JAKARTA – Presiden Prabowo Subianto menegaskan penguatan ekonomi nasional tidak hanya bertumpu pada pertumbuhan, tetapi juga membutuhkan tata kelola keuangan negara yang akuntabel, ketahanan pangan, serta kebijakan yang mampu meningkatkan produktivitas masyarakat.
Dalam Pidato Kenegaraan pada Sidang Tahunan MPR RI dan Sidang Bersama DPR RI-DPD RI di Kompleks Parlemen, Jakarta, Jumat (14/8), Prabowo mengungkapkan rekomendasi hasil pemeriksaan Badan Pemeriksa Keuangan (BPK) sepanjang 2025 telah menghasilkan penyelamatan keuangan negara sebesar Rp112 triliun.
“BPK menjaga agar setiap rupiah uang rakyat digunakan dengan benar dan tepat. Sepanjang 2025, rekomendasi hasil pemeriksaan BPK menghasilkan penyelamatan keuangan negara sebesar Rp112 triliun,” kata Prabowo.
Menurut Presiden, penguatan pengawasan anggaran menjadi bagian penting untuk memastikan sumber daya negara dapat digunakan secara efektif bagi pembangunan dan kesejahteraan masyarakat. Kepercayaan terhadap auditor Indonesia juga dinilai semakin kuat setelah BPK terpilih sebagai Ketua International Organization of Supreme Audit Institutions (INTOSAI) periode 2028–2031 dan anggota United Nations Board of Auditors periode 2026–2032.
Prabowo juga menyoroti capaian swasembada pangan yang menurutnya berhasil diwujudkan lebih cepat dari target empat tahun menjadi satu tahun.

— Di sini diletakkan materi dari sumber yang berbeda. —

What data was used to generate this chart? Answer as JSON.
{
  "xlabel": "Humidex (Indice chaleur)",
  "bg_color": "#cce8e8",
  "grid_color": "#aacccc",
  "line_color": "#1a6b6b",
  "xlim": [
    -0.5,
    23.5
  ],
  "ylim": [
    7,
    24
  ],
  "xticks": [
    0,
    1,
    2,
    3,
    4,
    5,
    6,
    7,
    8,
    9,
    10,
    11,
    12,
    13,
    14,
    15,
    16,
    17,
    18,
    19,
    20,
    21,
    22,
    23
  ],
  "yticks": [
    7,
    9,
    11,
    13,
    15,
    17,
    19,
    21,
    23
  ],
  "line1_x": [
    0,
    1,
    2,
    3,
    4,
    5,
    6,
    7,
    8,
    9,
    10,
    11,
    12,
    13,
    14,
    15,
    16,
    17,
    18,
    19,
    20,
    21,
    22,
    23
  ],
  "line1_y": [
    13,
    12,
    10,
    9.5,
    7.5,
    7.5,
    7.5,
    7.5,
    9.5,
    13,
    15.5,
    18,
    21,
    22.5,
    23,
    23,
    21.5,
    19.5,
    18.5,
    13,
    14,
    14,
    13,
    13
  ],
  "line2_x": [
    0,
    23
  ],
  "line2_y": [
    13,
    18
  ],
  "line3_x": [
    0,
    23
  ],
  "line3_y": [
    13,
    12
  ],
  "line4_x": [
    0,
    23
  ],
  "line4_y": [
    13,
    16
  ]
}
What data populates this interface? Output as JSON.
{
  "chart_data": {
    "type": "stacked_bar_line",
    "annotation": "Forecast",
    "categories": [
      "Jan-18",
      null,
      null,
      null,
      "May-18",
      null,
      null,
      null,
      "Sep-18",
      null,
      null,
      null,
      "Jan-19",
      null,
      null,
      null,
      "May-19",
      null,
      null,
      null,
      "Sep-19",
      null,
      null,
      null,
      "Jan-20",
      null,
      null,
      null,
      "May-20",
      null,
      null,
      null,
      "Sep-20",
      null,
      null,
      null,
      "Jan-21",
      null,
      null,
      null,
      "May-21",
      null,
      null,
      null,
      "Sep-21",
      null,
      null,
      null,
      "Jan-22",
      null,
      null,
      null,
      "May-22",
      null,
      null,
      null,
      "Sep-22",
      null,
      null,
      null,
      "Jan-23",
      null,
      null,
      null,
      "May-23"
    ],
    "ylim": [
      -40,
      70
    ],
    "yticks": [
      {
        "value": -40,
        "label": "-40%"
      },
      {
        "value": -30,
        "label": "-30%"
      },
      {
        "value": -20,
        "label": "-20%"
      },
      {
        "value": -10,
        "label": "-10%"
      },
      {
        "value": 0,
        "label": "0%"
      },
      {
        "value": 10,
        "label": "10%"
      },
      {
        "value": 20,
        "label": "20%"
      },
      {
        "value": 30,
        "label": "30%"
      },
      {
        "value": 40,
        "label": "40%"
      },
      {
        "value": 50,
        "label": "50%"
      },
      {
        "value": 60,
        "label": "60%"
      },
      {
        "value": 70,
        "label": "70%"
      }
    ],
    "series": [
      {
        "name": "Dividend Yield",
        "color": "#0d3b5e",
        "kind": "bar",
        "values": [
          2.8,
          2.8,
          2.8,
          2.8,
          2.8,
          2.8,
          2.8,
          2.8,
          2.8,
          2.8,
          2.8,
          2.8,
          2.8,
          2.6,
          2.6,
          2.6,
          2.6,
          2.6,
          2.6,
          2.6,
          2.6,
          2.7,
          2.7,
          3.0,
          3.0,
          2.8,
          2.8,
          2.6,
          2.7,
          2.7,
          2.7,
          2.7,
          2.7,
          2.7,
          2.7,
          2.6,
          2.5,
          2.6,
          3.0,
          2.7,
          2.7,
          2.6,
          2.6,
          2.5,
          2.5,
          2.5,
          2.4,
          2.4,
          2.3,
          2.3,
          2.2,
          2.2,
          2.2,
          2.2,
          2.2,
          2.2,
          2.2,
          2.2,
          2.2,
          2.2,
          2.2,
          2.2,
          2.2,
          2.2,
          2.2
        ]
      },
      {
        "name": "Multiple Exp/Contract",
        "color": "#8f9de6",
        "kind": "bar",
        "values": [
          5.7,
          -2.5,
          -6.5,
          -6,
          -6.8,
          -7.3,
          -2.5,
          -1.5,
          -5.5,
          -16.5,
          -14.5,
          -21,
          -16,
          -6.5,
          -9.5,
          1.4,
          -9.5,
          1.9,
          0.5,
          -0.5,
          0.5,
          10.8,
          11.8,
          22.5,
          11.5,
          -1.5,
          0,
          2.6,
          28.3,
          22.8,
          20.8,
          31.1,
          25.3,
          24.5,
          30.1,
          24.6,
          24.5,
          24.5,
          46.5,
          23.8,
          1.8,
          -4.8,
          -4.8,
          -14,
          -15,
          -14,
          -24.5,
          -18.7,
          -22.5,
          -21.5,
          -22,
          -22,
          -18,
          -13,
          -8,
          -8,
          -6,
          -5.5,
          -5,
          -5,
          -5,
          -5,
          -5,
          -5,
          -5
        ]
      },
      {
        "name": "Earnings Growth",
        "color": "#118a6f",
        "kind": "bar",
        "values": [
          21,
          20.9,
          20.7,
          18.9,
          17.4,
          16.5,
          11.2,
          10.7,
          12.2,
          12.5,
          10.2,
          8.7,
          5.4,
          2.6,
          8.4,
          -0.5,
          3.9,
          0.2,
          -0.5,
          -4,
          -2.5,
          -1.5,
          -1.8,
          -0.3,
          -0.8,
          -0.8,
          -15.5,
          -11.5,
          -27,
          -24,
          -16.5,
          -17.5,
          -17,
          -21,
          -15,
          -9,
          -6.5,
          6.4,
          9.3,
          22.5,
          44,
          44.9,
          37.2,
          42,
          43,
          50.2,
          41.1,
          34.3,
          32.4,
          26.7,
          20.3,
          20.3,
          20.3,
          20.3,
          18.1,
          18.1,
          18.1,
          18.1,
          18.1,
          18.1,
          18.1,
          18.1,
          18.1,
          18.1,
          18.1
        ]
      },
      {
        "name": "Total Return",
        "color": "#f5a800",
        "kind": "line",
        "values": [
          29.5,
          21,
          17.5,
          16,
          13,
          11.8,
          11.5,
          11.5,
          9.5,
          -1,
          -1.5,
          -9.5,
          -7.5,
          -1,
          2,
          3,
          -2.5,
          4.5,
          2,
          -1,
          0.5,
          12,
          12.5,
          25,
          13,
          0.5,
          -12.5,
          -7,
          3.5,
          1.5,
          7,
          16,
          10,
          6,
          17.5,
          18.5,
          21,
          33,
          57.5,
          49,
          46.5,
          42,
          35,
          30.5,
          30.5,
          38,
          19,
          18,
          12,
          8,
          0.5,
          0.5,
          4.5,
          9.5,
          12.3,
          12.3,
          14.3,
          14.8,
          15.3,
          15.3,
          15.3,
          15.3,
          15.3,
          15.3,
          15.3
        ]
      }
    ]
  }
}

Pemerintah, kata dia, telah menghapus 145 aturan yang menghambat penyaluran pupuk sekaligus menurunkan harga pupuk sebesar 20 persen.
“Karena kebijakan dan kerja keras kita, swasembada pangan yang kita targetkan tercapai empat tahun ternyata berhasil kita capai dalam satu tahun,” ujarnya.
Ia menyebut peningkatan produksi pangan menjadi bantalan penting bagi perekonomian, terutama ketika dunia menghadapi ketidakpastian pasokan pangan dan ancaman El Niño. Prabowo juga mencatat keuntungan PT Pupuk Indonesia meningkat 252,8 persen di tengah penurunan harga dan peningkatan volume pupuk.
Juru Bicara Partai Gerindra Astrio Feligent menilai capaian tersebut perlu dibaca bersama indikator makroekonomi. Ekonomi Indonesia pada kuartal II-2026 tumbuh 5,29 persen secara tahunan, sementara inflasi tercatat 2,88 persen dan tingkat pengangguran berada pada 4,65 persen.
“Semua pihak harus objektif melihat apa yang sudah baik dan apa yang masih kurang. Capaian ekonomi harus diapresiasi, tetapi tidak meniadakan pekerjaan rumah seperti pengangguran dan kemiskinan,” kata Astrio.
Sementara itu, Ketua Dewan Perwakilan Daerah (DPD) RI Sultan Bachtiar Najamudin mengapresiasi berbagai langkah dan kebijakan ekonomi yang ditempuh oleh pemerintahan Presiden Prabowo Subianto.
Menurut Sultan, transformasi ekonomi yang dilakukan Presiden Prabowo ibarat mencabut duri dalam daging.
“Transformasi ekonomi yang diusung Presiden Prabowo ibarat mencabut duri dalam daging. Mencabut duri tentu tidak nyaman. Ada rasa perih, bahkan sedikit pendarahan. Namun, selama duri itu tetap tertancap, luka tidak akan pernah benar-benar sembuh.” kata Sultan.
Menurut Sultan, integrasi kebijakan tersebut kini mulai membuahkan hasil nyata dalam memperkuat perekonomian nasional dan menyejahterakan rakyat di berbagai lapisan.
“Transformasi ekonomi menuntut keberanian mengambil keputusan yang tidak mudah demi memperkuat fondasi ekonomi nasional dan mewujudkan Indonesia yang lebih berdaulat, maju, dan berdaya saing,” tutur dia.